Civic & Institutional Name Generators
the civic and institutional lexicon live in the wing of the codex, the scribes have sorted the shelves and bestiaries for you. Conjure casts, ships, towns, weapons, factions and worlds for stories, games, fan projects, novels and TTRPGs, with the long tables open at any hour, free, instant, unlimited, online, no-signup and ready to roll. Use the lists for TTRPGs, fanfic, novels, indie games, NaNoWriMo drafts and the kind of creative work that needs the right name at the right moment.
10 generators
All Civic name generators
10 handcrafted generators inside.
The Civic gallery, and the long tables that fill it
Treat each Civic name the wing offers as a seed, not a final answer. Keep the sound if it works, change the ending if it feels too soft, add a title if the character needs authority, or attach a place if the idea needs more history. Use these generators for primary schools, boarding academies, technical colleges, military training schools, public, and more are the spine of the long tables; the rest is up to the writer at the next roll.
Syllables, sounds, and the right consonant shape for Civic
The Civic wing is for the next roll, the next draft, the next cast, the next campaign, the next session, and the next manuscript. Roll once for a spark of Use these generators for primary schools, boarding academies, technical colleges, military training schools, public, and more, then keep rolling until the right name lands in the right shape for the tone, the era, the role, and the place the writer is building at the long tables.
How a Civic name can do the work of a setting, a scene, and a summary
Wander into the Civic wing and the long tables for Use these generators for primary schools, boarding academies, technical colleges, military training schools, public, and more are already laid out, sorted by tone, by tradition, and by the kind of work a writer is actually trying to finish this week. The muse keeps the lists fresh for the next roll of the dice and the next draft of the manuscript.

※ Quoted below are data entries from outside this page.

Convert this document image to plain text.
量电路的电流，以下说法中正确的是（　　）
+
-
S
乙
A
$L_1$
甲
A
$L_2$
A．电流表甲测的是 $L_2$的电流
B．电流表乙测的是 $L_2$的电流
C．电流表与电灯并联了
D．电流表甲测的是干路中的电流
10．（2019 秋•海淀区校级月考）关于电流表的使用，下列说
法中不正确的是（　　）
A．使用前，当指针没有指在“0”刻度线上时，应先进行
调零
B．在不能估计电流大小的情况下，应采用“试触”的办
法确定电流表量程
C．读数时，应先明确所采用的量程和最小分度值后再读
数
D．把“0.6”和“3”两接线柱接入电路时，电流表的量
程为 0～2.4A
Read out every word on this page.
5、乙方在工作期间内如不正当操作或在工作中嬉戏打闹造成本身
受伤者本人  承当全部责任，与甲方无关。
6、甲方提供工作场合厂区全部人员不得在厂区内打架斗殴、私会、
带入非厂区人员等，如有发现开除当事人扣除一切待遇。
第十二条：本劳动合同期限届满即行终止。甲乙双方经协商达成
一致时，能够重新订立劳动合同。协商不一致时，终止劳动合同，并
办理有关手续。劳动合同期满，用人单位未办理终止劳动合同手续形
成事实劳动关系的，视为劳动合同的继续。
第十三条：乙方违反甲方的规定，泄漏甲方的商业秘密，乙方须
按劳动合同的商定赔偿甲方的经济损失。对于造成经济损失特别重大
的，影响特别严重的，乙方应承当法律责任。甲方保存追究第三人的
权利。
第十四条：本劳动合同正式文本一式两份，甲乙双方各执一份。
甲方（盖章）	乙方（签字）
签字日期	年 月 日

How a Civic name can carry an era without ever naming it
Every Civic name in the wing is a seed, not a final answer. Keep the sound if it works, change the ending if it feels too soft, add a title if the character needs authority, attach a place if the idea needs history, or strip it back if the tone is too heavy. The long tables are tuned for the most common combinations a writer needs at the next roll of the dice.
Why a Civic name is often the first line of a character, said quietly
Before you commit to a Civic name, run it past these five questions the scribes keep at the long tables, and roll again if the answers do not line up with the tone, the era, and the role you are writing:
- Does the Civic name need to feel native to its own invented world?
- Will the Civic name sit next to real names, or only fictional ones?
- Is the Civic name meant to sound tough, soft, strange, or noble?
- Is the Civic name for a story, a game, a handle, or a brand?
- Does the Civic name need to share a root with another cast name?